Miss Bobbit is the forerunner of the more famous Holly Golightly of Capote’s Breakfast at Tiffany’s (1958). Miss Bobbit and Holly are restless females, with longings that will never be fulfilled. Each speaks of living in the sky, a metaphor that suggests both freedom and happiness but which also connotes separation from other people. Though the later story contains many of the same themes as the earlier one, it is ultimately more melancholy, for in it the heroine’s dreams are blighted.
Capote portrayed a series of orphan characters, of whom Miss Bobbit is one, even though both of her parents are alive. She never hears from her imprisoned father, and her mother seems to play so small a role in her life that Miss Bobbit gives the impression of being completely responsible for herself. Furthermore, whatever attachments she forms are temporary, because she always plans and longs to move on. Thus, she is seen as a lone—though not lonely—and isolated figure, in spite of her popularity.
Capote often drew these “parentless” children as wanderers, seekers for a world unlike the one that they have known. Miss Bobbit has no home, no place (ironically, in a region that prides itself on place). Without roots, she imagines that she will gain both a home and glory once she crosses Hollywood’s golden threshold.

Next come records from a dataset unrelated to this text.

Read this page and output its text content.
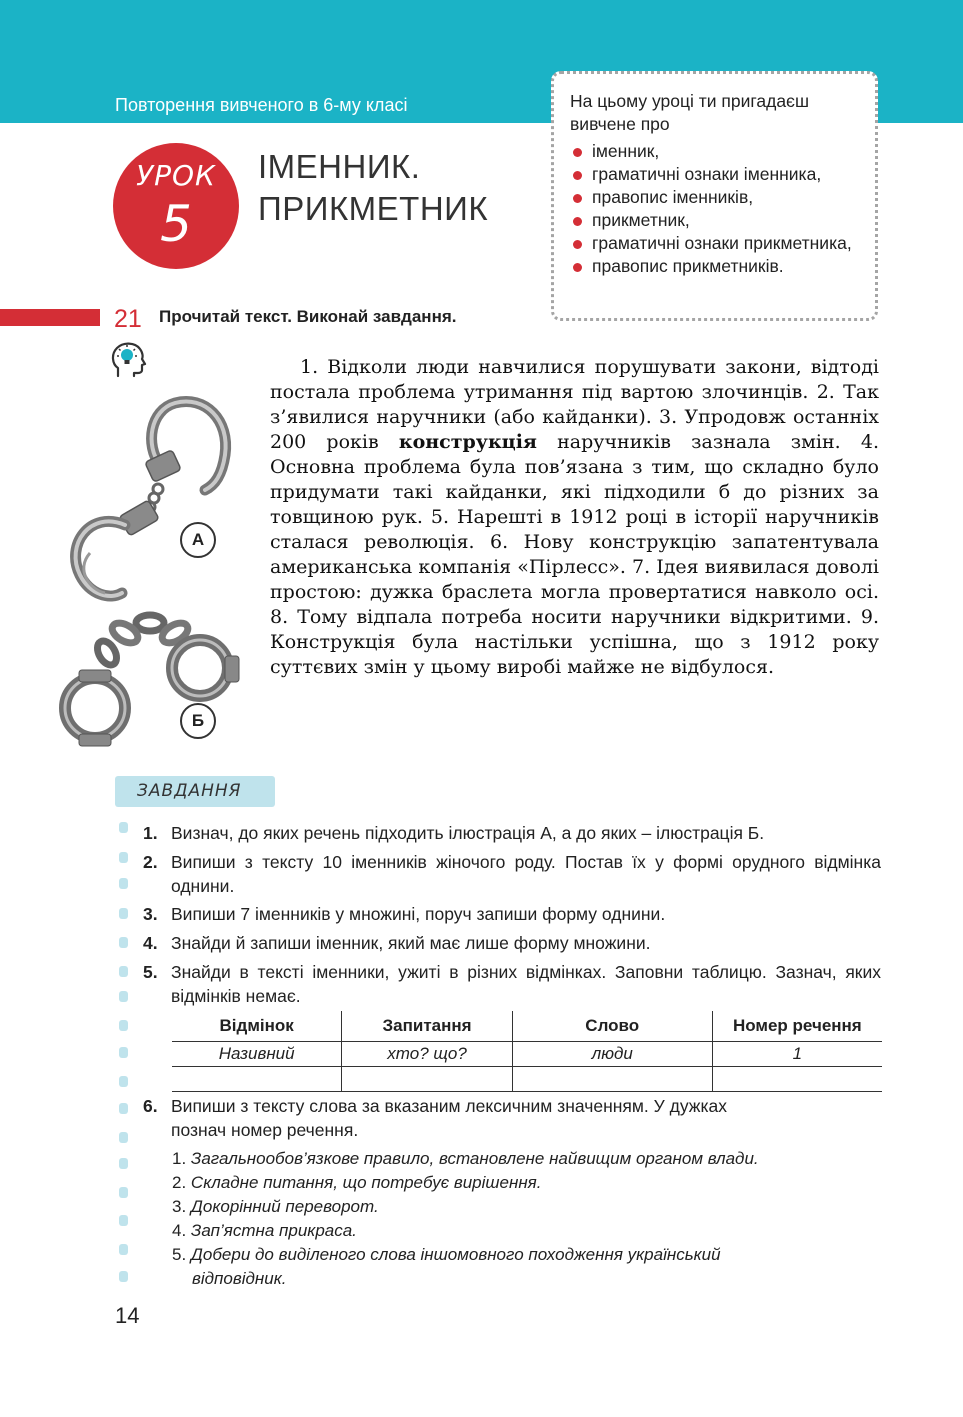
Повторення вивченого в 6-му класі
УРОК
5
ІМЕННИК.
ПРИКМЕТНИК
На цьому уроці ти пригадаєш вивчене про
іменник,
граматичні ознаки іменника,
правопис іменників,
прикметник,
граматичні ознаки прикметника,
правопис прикметників.
21 Прочитай текст. Виконай завдання.
А
Б

1. Відколи люди навчилися порушувати закони, відтоді постала проблема утримання під вартою злочинців. 2. Так з’явилися наручники (або кайданки). 3. Упродовж останніх 200 років конструкція наручників зазнала змін. 4. Основна проблема була пов’язана з тим, що складно було придумати такі кайданки, які підходили б до різних за товщиною рук. 5. Нарешті в 1912 році в історії наручників сталася революція. 6. Нову конструкцію запатентувала американська компанія «Пірлесс». 7. Ідея виявилася доволі простою: дужка браслета могла провертатися навколо осі. 8. Тому відпала потреба носити наручники відкритими. 9. Конструкція була настільки успішна, що з 1912 року суттєвих змін у цьому виробі майже не відбулося.

ЗАВДАННЯ
1. Визнач, до яких речень підходить ілюстрація А, а до яких – ілюстрація Б.
2. Випиши з тексту 10 іменників жіночого роду. Постав їх у формі орудного відмінка однини.
3. Випиши 7 іменників у множині, поруч запиши форму однини.
4. Знайди й запиши іменник, який має лише форму множини.
5. Знайди в тексті іменники, ужиті в різних відмінках. Заповни таблицю. Зазнач, яких відмінків немає.
Відмінок	Запитання	Слово	Номер речення
Називний	хто? що?	люди	1

6. Випиши з тексту слова за вказаним лексичним значенням. У дужках познач номер речення.
1. Загальнообов’язкове правило, встановлене найвищим органом влади.
2. Складне питання, що потребує вирішення.
3. Докорінний переворот.
4. Зап’ястна прикраса.
5. Добери до виділеного слова іншомовного походження український відповідник.
14
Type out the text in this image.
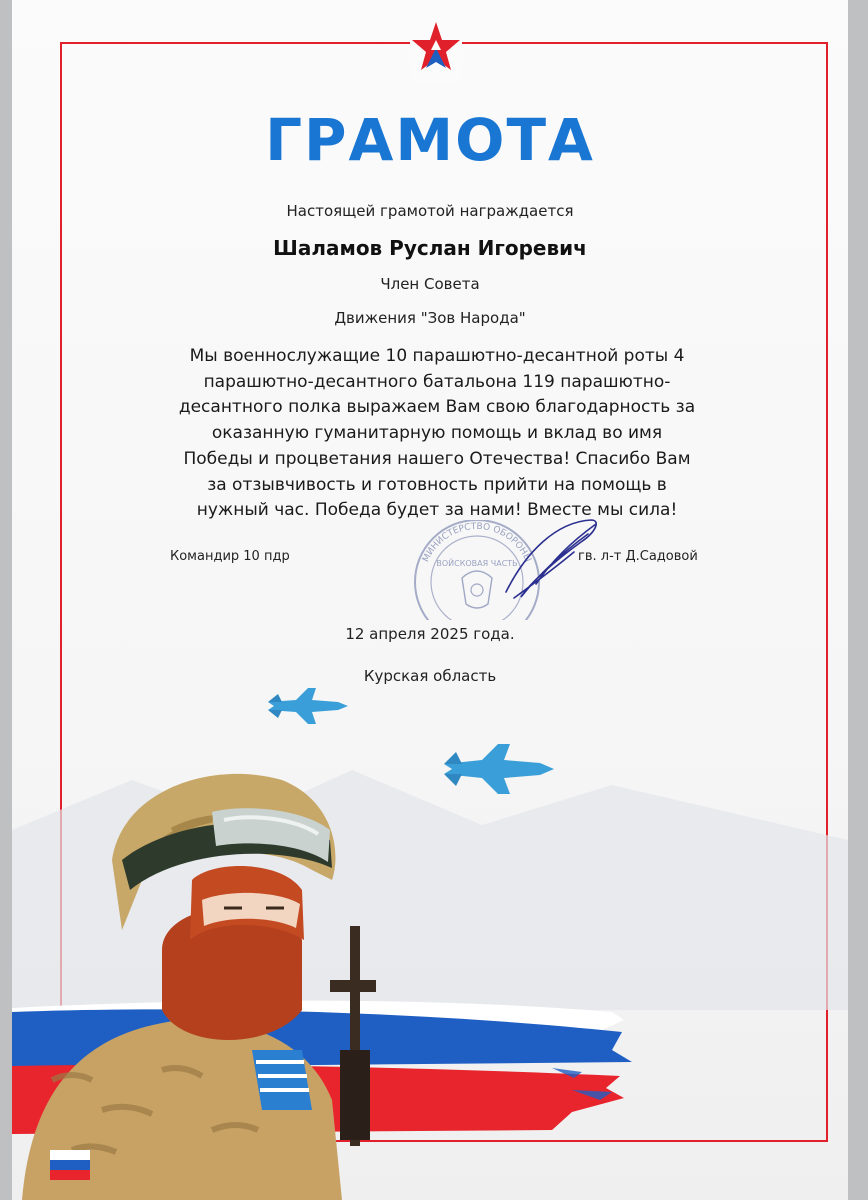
ГРАМОТА
Настоящей грамотой награждается
Шаламов Руслан Игоревич
Член Совета
Движения "Зов Народа"
Мы военнослужащие 10 парашютно-десантной роты 4 парашютно-десантного батальона 119 парашютно-десантного полка выражаем Вам свою благодарность за оказанную гуманитарную помощь и вклад во имя Победы и процветания нашего Отечества! Спасибо Вам за отзывчивость и готовность прийти на помощь в нужный час. Победа будет за нами! Вместе мы сила!
МИНИСТЕРСТВО ОБОРОНЫ
ВОЙСКОВАЯ ЧАСТЬ
Командир 10 пдр	гв. л-т Д.Садовой
12 апреля 2025 года.
Курская область
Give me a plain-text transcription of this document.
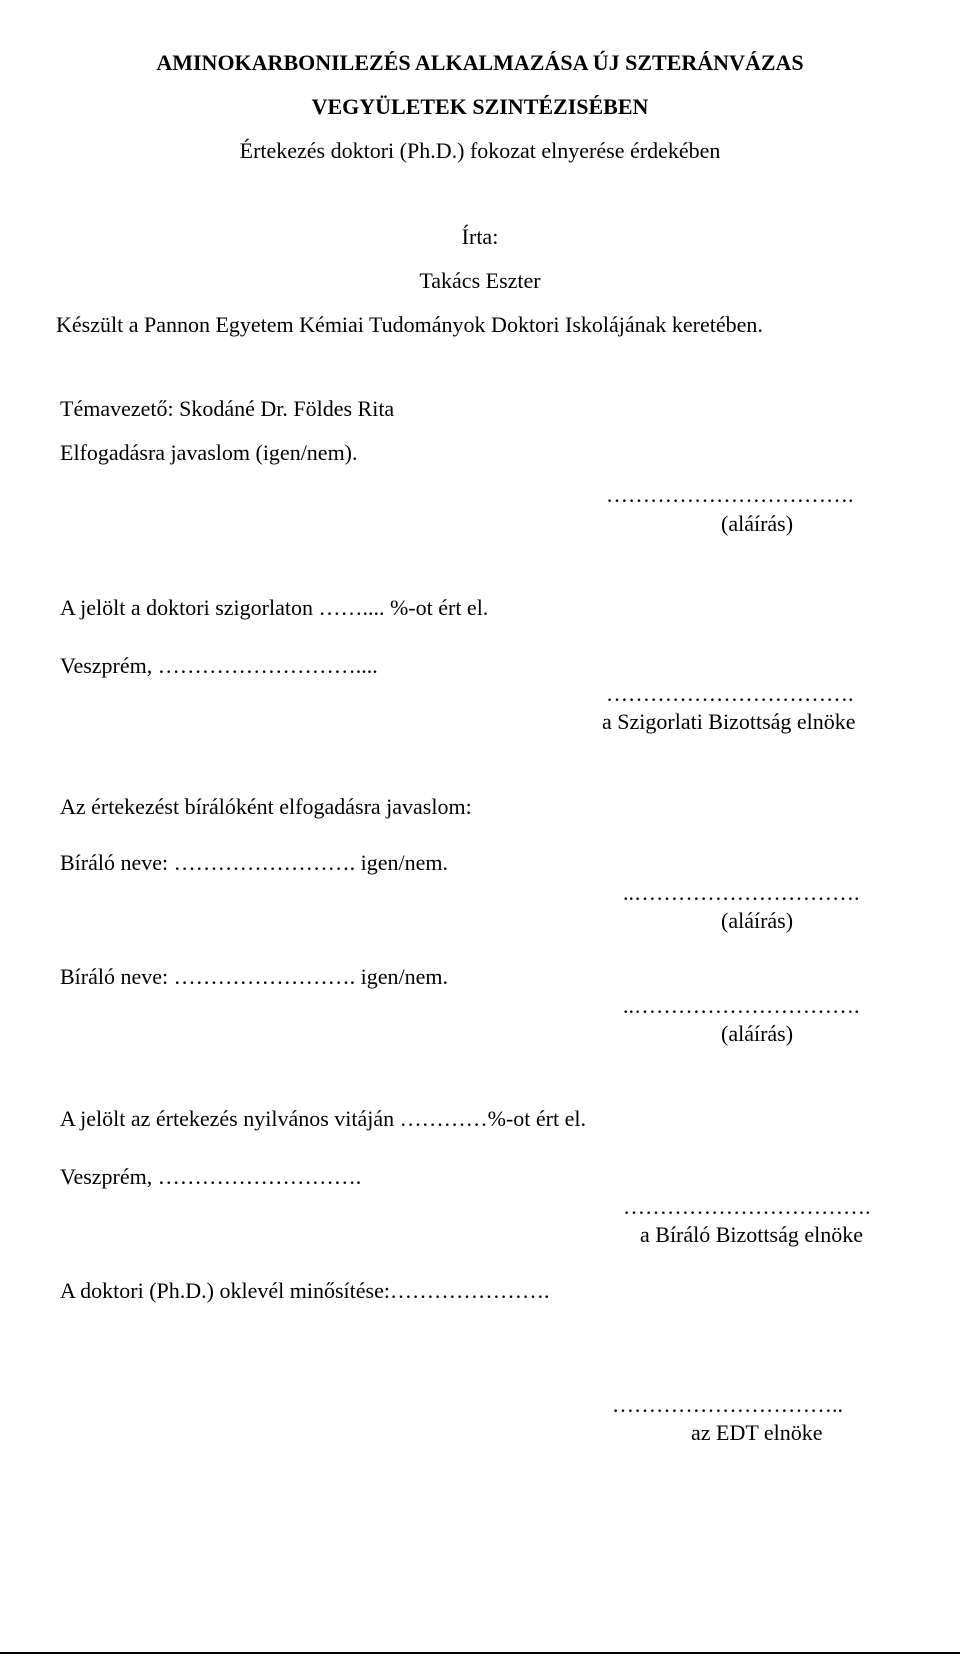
AMINOKARBONILEZÉS ALKALMAZÁSA ÚJ SZTERÁNVÁZAS
VEGYÜLETEK SZINTÉZISÉBEN
Értekezés doktori (Ph.D.) fokozat elnyerése érdekében
Írta:
Takács Eszter
Készült a Pannon Egyetem Kémiai Tudományok Doktori Iskolájának keretében.
Témavezető: Skodáné Dr. Földes Rita
Elfogadásra javaslom (igen/nem).
…………………………….
(aláírás)
A jelölt a doktori szigorlaton …….... %-ot ért el.
Veszprém, ………………………....
…………………………….
a Szigorlati Bizottság elnöke
Az értekezést bírálóként elfogadásra javaslom:
Bíráló neve: ……………………. igen/nem.
..………………………….
(aláírás)
Bíráló neve: ……………………. igen/nem.
..………………………….
(aláírás)
A jelölt az értekezés nyilvános vitáján …………%-ot ért el.
Veszprém, ……………………….
…………………………….
a Bíráló Bizottság elnöke
A doktori (Ph.D.) oklevél minősítése:………………….
…………………………..
az EDT elnöke
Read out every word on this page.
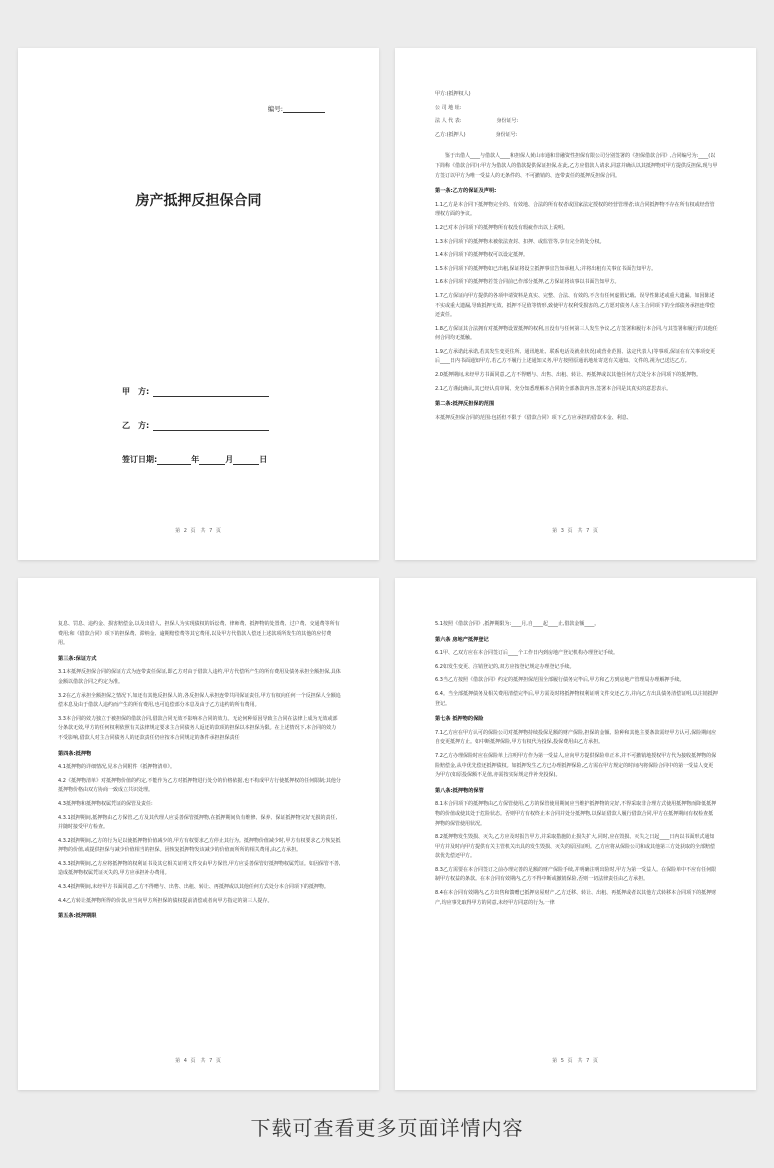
编号:
房产抵押反担保合同
甲　方:
乙　方:
签订日期:	年	月	日
第 2 页 共 7 页

甲方:(抵押权人)

公 司 地 址:

法 人 代 表:　　　　　　　身份证号:

乙方:(抵押人)　　　　　　身份证号:

鉴于出借人____与借款人____和担保人黄山市通和非融资性担保有限公司分别签署的《担保借款合同》,合同编号为:____(以下简称《借款合同》):甲方为借款人的借款提供保证担保,在此,乙方应借款人请求,同意并确认以其抵押物对甲方提供反担保,现与甲方签订以甲方为唯一受益人的无条件的、不可撤销的、连带责任的抵押反担保合同。

第一条:乙方的保证及声明:

1.1乙方是本合同下抵押物完全的、有效地、合法的所有权者或国家法定授权的经营管理者;该合同抵押物不存在所有权或经营管理权方面的争议。

1.2已对本合同项下的抵押物所有权没有瑕疵作出以上说明。

1.3本合同项下的抵押物未被依法查封、扣押、或监管等,享有完全的处分权。

1.4本合同项下的抵押物权可以设定抵押。

1.5本合同项下的抵押物如已出租,保证将设立抵押事宜告知承租人;并将出租有关事宜书面告知甲方。

1.6本合同项下的抵押物若签合同前已作部分抵押,乙方保证将该事以书面告知甲方。

1.7乙方保证向甲方提供的各项申请资料是真实、完整、合法、有效的,不含有任何虚假记载、误导性陈述或重大遗漏。如因陈述不实或重大遗漏,导致抵押无效、抵押不足值等情形,致使甲方权利受损害的,乙方愿对债务人在主合同项下的全部债务承担连带偿还责任。

1.8乙方保证其合法拥有对抵押物设置抵押的权利,且没有与任何第三人发生争议,乙方签署和履行本合同,与其签署和履行的其他任何合同均无抵触。

1.9乙方承诺此承诺,若其发生变更住所、通讯地址、联系电话及就业状况(或营业范围、法定代表人)等事项,保证在有关事项变更后____日内书面通知甲方,若乙方不履行上述通知义务,甲方按照原通讯地址寄送有关通知、文件的,视为已送达乙方。

2.0抵押期间,未经甲方书面同意,乙方不得赠与、出售、出租、转让、再抵押或以其他任何方式处分本合同项下的抵押物。

2.1乙方谨此确认,其已经认真审阅、充分知悉理解本合同的全部条款内容,签署本合同是其真实的意思表示。

第二条:抵押反担保的范围

本抵押反担保合同的范围:包括但不限于《借款合同》项下乙方应承担的借款本金、利息、

第 3 页 共 7 页

复息、罚息、违约金、损害赔偿金,以及出借人、担保人为实现债权的诉讼费、律师费、抵押物的处置费、过户费、交通费等所有费用;和《借款合同》项下的担保费、滞纳金、逾期赔偿费等其它费用,以及甲方代借款人偿还上述款项所发生的其他的应付费用。

第三条:保证方式

3.1本抵押反担保合同的保证方式为连带责任保证,即乙方对由于借款人违约,甲方代偿所产生的所有费用及债务承担全额担保,具体金额以借款合同之约定为准。

3.2在乙方承担全额担保之情况下,如还有其他反担保人的,各反担保人承担连带共同保证责任,甲方有权向任何一个反担保人全额追偿本息及由于借款人违约而产生的所有费用,也可追偿部分本息及由于乙方违约的所有费用。

3.3本合同的效力独立于被担保的借款合同,借款合同无效不影响本合同的效力。无论何种原因导致主合同在法律上成为无效或部分条款无效,甲方的任何权利依照有关法律规定要求主合同债务人返还的款项的担保以本担保为限。在上述情况下,本合同的效力不受影响,借款人对主合同债务人的还款责任仍应按本合同规定的条件承担担保责任

第四条:抵押物

4.1抵押物的详细情况,见本合同附件《抵押物清单》。

4.2《抵押物清单》对抵押物价值的约定,不能作为乙方对抵押物进行处分的价格依据,也不构成甲方行使抵押权的任何限制;其他分抵押物价格由双方协商一致成立共识处理。

4.3抵押物和抵押物权属凭证的保管及责任:

4.3.1抵押期间,抵押物由乙方保管,乙方及其代理人应妥善保管抵押物,在抵押期间负有维修、保养、保证抵押物完好无损的责任,并随时接受甲方检查。

4.3.2抵押期间,乙方的行为足以使抵押物价值减少的,甲方有权要求乙方停止其行为。抵押物价值减少时,甲方有权要求乙方恢复抵押物的价值,或提供担保与减少价值相当的担保。因恢复抵押物发该减少的价值而所所的相关费用,由乙方承担。

4.3.3抵押期间,乙方应将抵押物的权利证书及其它相关证明文件交由甲方保管,甲方应妥善保管好抵押物权属凭证。如因保管不善,造成抵押物权属凭证灭失的,甲方应承担补办费用。

4.3.4抵押期间,未经甲方书面同意,乙方不得赠与、出售、出租、转让、再抵押或以其他任何方式处分本合同项下的抵押物。

4.4乙方转让抵押物所得的价款,应当向甲方所担保的债权提前清偿或者向甲方指定的第三人提存。

第五条:抵押期限
第 4 页 共 7 页

5.1按照《借款合同》,抵押期限为:____月,自____起____止,借款金额____。

第六条 房地产抵押登记

6.1甲、乙双方应在本合同签订后____个工作日内到房地产登记机构办理登记手续。

6.2如发生变更、注销登记的,双方应按登记规定办理登记手续。

6.3当乙方按照《借款合同》约定的抵押担保范围全部履行债务完毕后,甲方和乙方到房地产管理局办理解押手续。

6.4。当全部抵押债务及相关费用清偿完毕后,甲方需及时将抵押物权利证明文件交还乙方,并向乙方出具债务清偿证明,以注销抵押登记。

第七条 抵押物的保险

7.1乙方应在甲方认可的保险公司对抵押物持续投保足额的财产保险,担保的金额、险种和其他主要条款需经甲方认可,保险期间应自变更抵押方止。如中断抵押保险,甲方有权代为投保,投保费用由乙方承担。

7.2乙方办理保险时应在保险单上注明甲方作为第一受益人,应向甲方提供保险单正本,并不可撤销地授权甲方代为接收抵押物的保险赔偿金,从中优先偿还抵押债权。如抵押发生乙方已办理抵押保险,乙方需在甲方规定的时间内将保险合同中的第一受益人变更为甲方(如原投保额不足值,亦需按实际规定作补充投保)。

第八条:抵押物的保管

8.1本合同项下的抵押物由乙方保管使用,乙方的保管使用期间应当维护抵押物的完好,不得采取非合理方式使用抵押物而降低抵押物的价值或使其处于危险状态。否则甲方有权终止本合同并处分抵押物,以保证借款人履行借款合同,甲方在抵押期间有权检查抵押物的保管使用状况。

8.2抵押物发生毁损、灭失,乙方应及时报告甲方,并采取措施防止损失扩大,同时,应在毁损、灭失之日起____日内以书面形式通知甲方并及时向甲方提供有关主管机关出具的发生毁损、灭失的原因证明。乙方应将从保险公司和或其他第三方处获取的全部赔偿款优先偿还甲方。

8.3乙方需要在本合同签订之前办理完善的足额的财产保险手续,并明确注明出险时,甲方为第一受益人。在保险单中不应有任何限制甲方权益的条款。在本合同有效期内,乙方不得中断或撤销保险,否则一切法律责任由乙方承担。

8.4在本合同有效期内,乙方出售和馈赠已抵押房屋财产,乙方迁移、转让、出租、再抵押或者以其他方式转移本合同项下的抵押财产,均应事先取得甲方的同意,未经甲方同意的行为,一律

第 5 页 共 7 页
下载可查看更多页面详情内容
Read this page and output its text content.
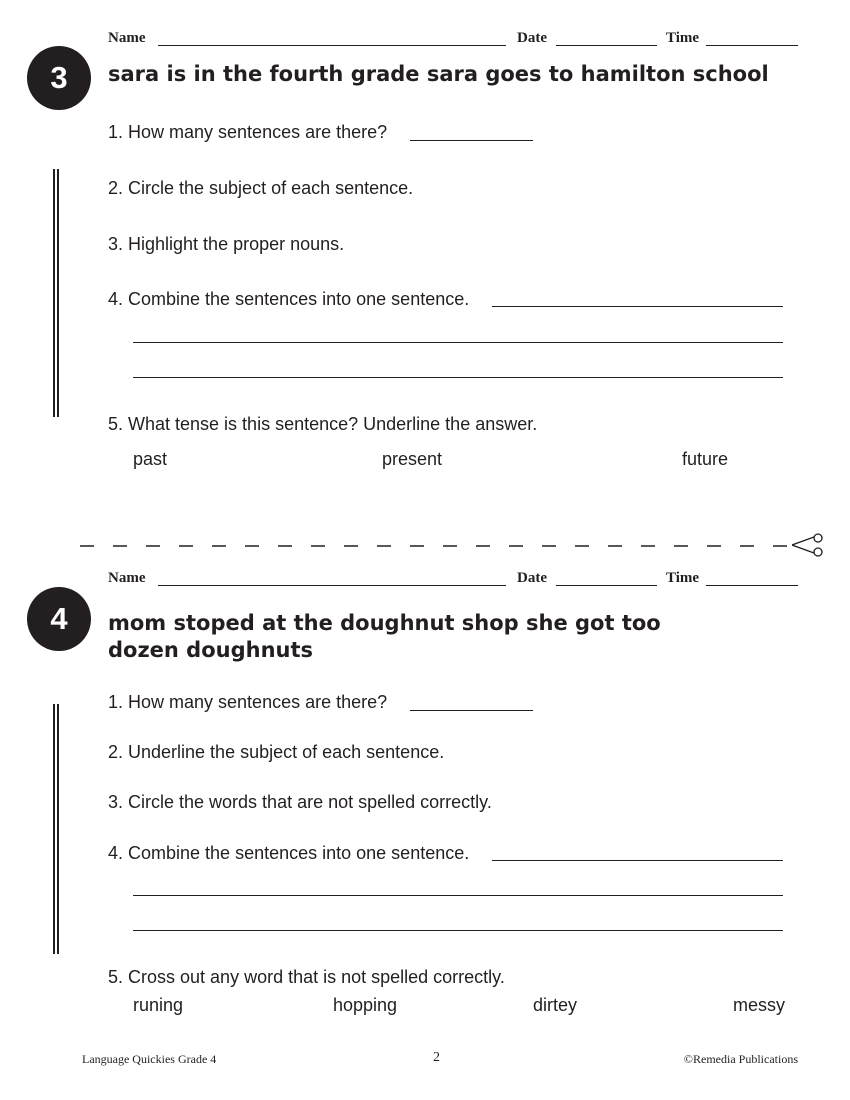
Name	Date	Time
3	sara is in the fourth grade sara goes to hamilton school
1. How many sentences are there?
2. Circle the subject of each sentence.
3. Highlight the proper nouns.
4. Combine the sentences into one sentence.
5. What tense is this sentence? Underline the answer.
past	present	future
Name	Date	Time
4	mom stoped at the doughnut shop she got too
dozen doughnuts
1. How many sentences are there?
2. Underline the subject of each sentence.
3. Circle the words that are not spelled correctly.
4. Combine the sentences into one sentence.
5. Cross out any word that is not spelled correctly.
runing	hopping	dirtey	messy
Language Quickies Grade 4	2	©Remedia Publications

Capote himself, as a boy, dreamed of becoming a famous tap dancer, a dream never realized, yet never forgotten. In this and other stories he reminds his readers, through his fantasy children, of the longings that all children have to be or do something extraordinary. The recognition that such yearnings cannot be fulfilled is a significant part of the impact of this story on readers, a reminder that all memories of childhood are a mixture of happiness and sadness. Miss Lily Jane Bobbit dies without achieving her desires, but she also dies before the disappointments and disillusionments of adulthood can touch her.